The chop job has more than its share of downfalls. The opening sequence as the shuttle discovers the alien space ship is ineptly hacked to pieces, while British stage icon Frank Finlay is particularly badly served. In Hooper's version, his portrayal of floating expert Dr. Hans Fallada just thinks outside of the box and reaches the right conclusion through unorthodox logic. The studio version makes him a lucky guesser, bordering on bipedal plot device.
The big gain in the longer cut is that there's more focus on Peter Firth and his impeccably non-plused delivery as Caine, the SAS officer with a studiously mean and dry streak ("You don't want to go in there, sir," a squadie warns him: "I know I don't," he quips back.)

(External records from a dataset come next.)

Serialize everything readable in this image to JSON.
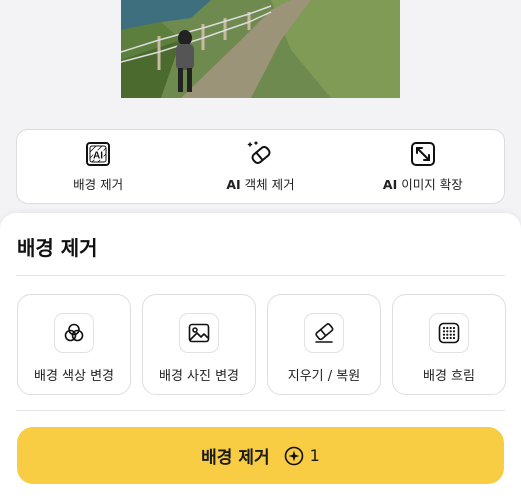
{
  "tools": [
    {
      "icon": "ai-remove-bg-icon",
      "label": "배경 제거"
    },
    {
      "icon": "eraser-icon",
      "prefix": "AI",
      "label": "객체 제거"
    },
    {
      "icon": "expand-icon",
      "prefix": "AI",
      "label": "이미지 확장"
    }
  ],
  "sheet": {
    "title": "배경 제거",
    "options": [
      {
        "icon": "color-circles-icon",
        "label": "배경 색상 변경"
      },
      {
        "icon": "image-icon",
        "label": "배경 사진 변경"
      },
      {
        "icon": "eraser-icon",
        "label": "지우기 / 복원"
      },
      {
        "icon": "blur-grid-icon",
        "label": "배경 흐림"
      }
    ],
    "cta": {
      "label": "배경 제거",
      "credit_icon": "sparkle-coin-icon",
      "credit": "1"
    }
  },
  "colors": {
    "accent": "#f8cd43",
    "background": "#f3f3f5"
  }
}
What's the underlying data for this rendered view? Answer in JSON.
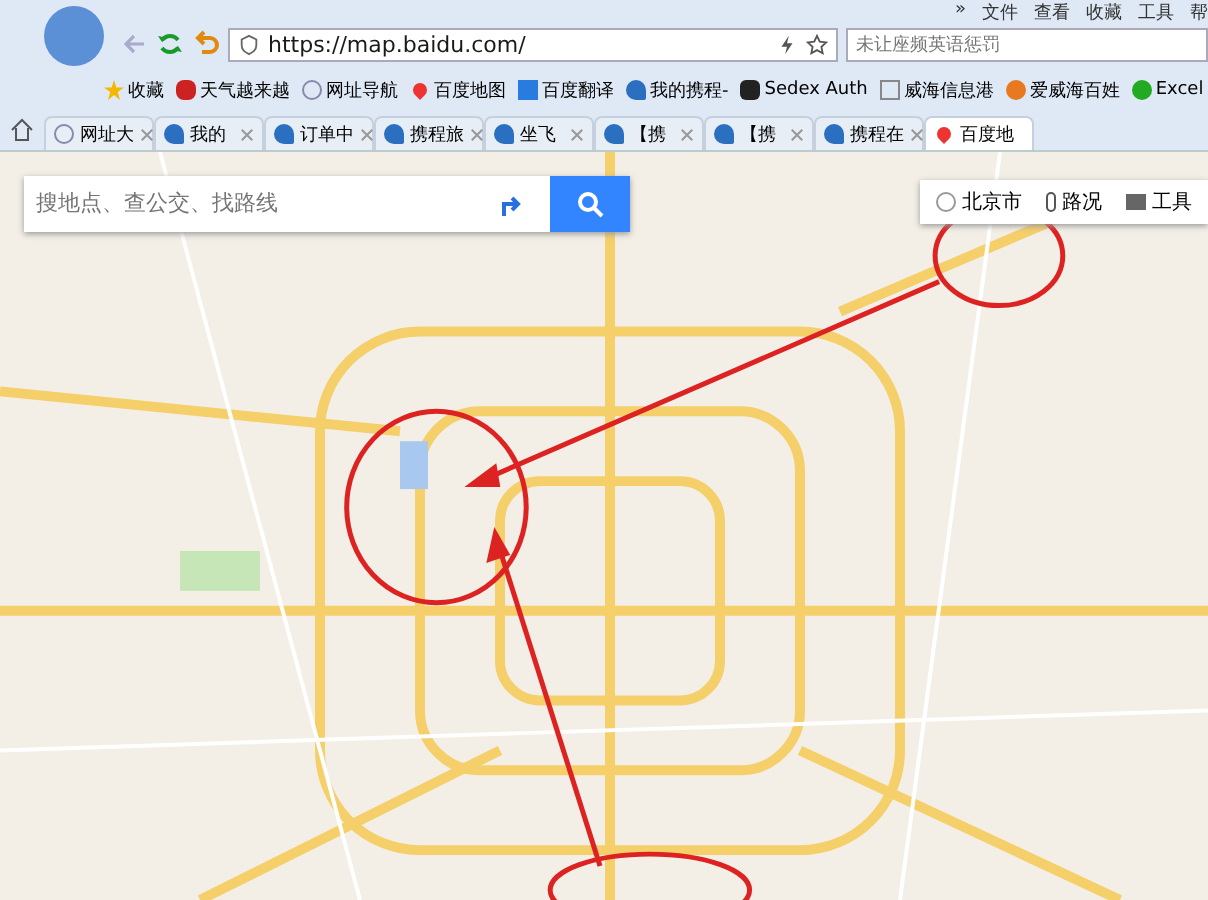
{
  "menu": [
    "»",
    "文件",
    "查看",
    "收藏",
    "工具",
    "帮"
  ],
  "address_bar": {
    "url": "https://map.baidu.com/"
  },
  "search_field": {
    "placeholder": "未让座频英语惩罚"
  },
  "bookmarks": [
    {
      "label": "收藏",
      "kind": "star"
    },
    {
      "label": "天气越来越",
      "kind": "flower"
    },
    {
      "label": "网址导航",
      "kind": "globe"
    },
    {
      "label": "百度地图",
      "kind": "pin"
    },
    {
      "label": "百度翻译",
      "kind": "translate"
    },
    {
      "label": "我的携程-",
      "kind": "dolphin"
    },
    {
      "label": "Sedex Auth",
      "kind": "s"
    },
    {
      "label": "威海信息港",
      "kind": "page"
    },
    {
      "label": "爱威海百姓",
      "kind": "ribbon"
    },
    {
      "label": "Excel",
      "kind": "cloud"
    }
  ],
  "tabs": [
    {
      "label": "网址大",
      "kind": "globe",
      "selected": false
    },
    {
      "label": "我的",
      "kind": "dolphin",
      "selected": false
    },
    {
      "label": "订单中",
      "kind": "dolphin",
      "selected": false
    },
    {
      "label": "携程旅",
      "kind": "dolphin",
      "selected": false
    },
    {
      "label": "坐飞",
      "kind": "dolphin",
      "selected": false
    },
    {
      "label": "【携",
      "kind": "dolphin",
      "selected": false
    },
    {
      "label": "【携",
      "kind": "dolphin",
      "selected": false
    },
    {
      "label": "携程在",
      "kind": "dolphin",
      "selected": false
    },
    {
      "label": "百度地",
      "kind": "pin",
      "selected": true
    }
  ],
  "map_search": {
    "placeholder": "搜地点、查公交、找路线"
  },
  "map_tools": [
    {
      "label": "北京市",
      "kind": "city"
    },
    {
      "label": "路况",
      "kind": "traffic"
    },
    {
      "label": "工具",
      "kind": "toolbox"
    }
  ]
}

In both versions that final act, as the vampiric aliens turn London into a charnel house, is majestic (even if it does throw most of the established rules about this cosmic bloodsuckers out of the window.) Hooper claims that he was trying to make a 70mm Hammer film, and he drains that vein precisely in this final grand, gory act. Maley's practicals and Dykstra's opticals merge perfectly as the interstellar creeps and their infected underlings rip through the streets, decimating and desiccating.